Editor's Note: The Blues have quite a few UFAs whose futures need close examination. This is an ongoing pro/con debate on the fates of each of them.
As we continue to debate who should stay and who should go we land on Adam Cracknell, a player who has yet to be tested at the top level but thrives in the minors. You may ask yourself, why would the Blues even bother looking at a player who has played the equivalent of one full season over the past 5 years? I mean he has 11 points in those 82 games, over five years. But you need to delve a little deeper to see why he hasn't been consistent at the major level.
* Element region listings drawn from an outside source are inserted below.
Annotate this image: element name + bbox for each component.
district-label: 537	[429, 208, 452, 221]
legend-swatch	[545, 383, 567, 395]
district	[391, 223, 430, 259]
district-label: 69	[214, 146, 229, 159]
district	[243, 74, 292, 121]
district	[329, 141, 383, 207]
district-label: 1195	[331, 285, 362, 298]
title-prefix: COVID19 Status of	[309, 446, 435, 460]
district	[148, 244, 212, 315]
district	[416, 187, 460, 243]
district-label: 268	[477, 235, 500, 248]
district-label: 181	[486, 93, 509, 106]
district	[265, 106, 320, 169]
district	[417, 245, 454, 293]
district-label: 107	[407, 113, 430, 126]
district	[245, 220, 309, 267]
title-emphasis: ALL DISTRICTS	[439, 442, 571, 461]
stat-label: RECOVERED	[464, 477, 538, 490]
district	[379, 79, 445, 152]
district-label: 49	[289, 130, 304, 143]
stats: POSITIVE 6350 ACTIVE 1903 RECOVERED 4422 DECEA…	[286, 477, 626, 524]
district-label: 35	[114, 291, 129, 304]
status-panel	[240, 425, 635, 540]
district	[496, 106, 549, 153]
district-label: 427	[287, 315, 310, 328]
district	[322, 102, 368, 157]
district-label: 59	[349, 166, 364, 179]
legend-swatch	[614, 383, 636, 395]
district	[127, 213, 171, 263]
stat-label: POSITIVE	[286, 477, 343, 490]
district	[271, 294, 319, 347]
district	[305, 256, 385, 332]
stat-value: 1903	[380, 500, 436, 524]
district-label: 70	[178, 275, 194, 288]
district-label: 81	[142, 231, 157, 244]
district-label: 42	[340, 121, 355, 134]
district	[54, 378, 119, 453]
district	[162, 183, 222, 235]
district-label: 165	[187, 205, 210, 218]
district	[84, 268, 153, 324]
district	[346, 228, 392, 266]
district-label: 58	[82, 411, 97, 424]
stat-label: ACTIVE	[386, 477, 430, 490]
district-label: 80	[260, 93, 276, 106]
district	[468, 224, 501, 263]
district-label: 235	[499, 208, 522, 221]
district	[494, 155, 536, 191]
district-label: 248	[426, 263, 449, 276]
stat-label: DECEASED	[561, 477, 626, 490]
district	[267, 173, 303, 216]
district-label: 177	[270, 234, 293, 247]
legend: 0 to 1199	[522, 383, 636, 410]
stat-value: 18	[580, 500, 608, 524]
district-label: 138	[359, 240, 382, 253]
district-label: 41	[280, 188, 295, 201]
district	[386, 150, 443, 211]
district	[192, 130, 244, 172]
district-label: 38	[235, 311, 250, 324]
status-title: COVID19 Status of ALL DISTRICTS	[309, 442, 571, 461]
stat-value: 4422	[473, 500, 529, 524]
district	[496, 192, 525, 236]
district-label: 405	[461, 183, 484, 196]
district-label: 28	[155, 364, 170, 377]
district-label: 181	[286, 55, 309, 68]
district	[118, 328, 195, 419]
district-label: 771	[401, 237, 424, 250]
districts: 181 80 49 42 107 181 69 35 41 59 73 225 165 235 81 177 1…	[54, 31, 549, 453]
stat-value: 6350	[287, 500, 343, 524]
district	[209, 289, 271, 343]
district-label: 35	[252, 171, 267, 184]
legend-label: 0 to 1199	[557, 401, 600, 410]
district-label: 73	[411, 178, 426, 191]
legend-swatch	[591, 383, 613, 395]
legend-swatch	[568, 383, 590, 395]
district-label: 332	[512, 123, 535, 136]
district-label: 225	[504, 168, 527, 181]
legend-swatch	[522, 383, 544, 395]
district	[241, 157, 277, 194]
Over the course of his career, Adam has played in more then 9 games straight once in his NHL career. Its pretty difficult to find a rhythm when your in and out of a lineup and only playing on the fourth line with limited minutes. Even with that being the case he proved his value in the playoffs two years ago when he was part of the CPR line that was by far the best line against Chicago that postseason. Give him that time to develop and find his rhythm and his numbers could fall more in line of the ones he put up in the AHL.
With Peoria and now Chicago Adam has shown what he could bring to an NHL lineup. In 286 games, he has recorded 75 goals and 95 assists while sporting an impressive +36 rating playing for some very good teams and against some very stiff competition. When you look at the salary constraints of the Blues and realize that this team may need to go very young for the next few years, a guy like Cracknell who doesn't command much salary, can thrive with players he has played with the last few years.
The familiarity he has with players like Dmitrij Jaskin, Ty Rattie, Magnus Paajarvi and Robby Fabbri will only benefit the Blues instead of having to go out and find a player who makes the same amount of money and won't know the tendencies of those players. Spending $600,000 on a guy who can be the lynch pin between your youth and your veterans is a small price to pay when he could potentially put up 15-20 goals a year on the third or fourth line and teach the youth what its like to play in the big leagues.
I know that there aren't strong numbers to support keeping him, there isn't even a strong argument for his potential but just feeling the energy and steadiness he brought to his line in the PLAYOFFS makes me want him to stay. He has a good salary that would fit and has the respect of his teammates. I just don't see how you can pass on that if you are at the cap and have to choose between a known commodity and a fading fringe player. Its not a strong argument but its an argument worth having.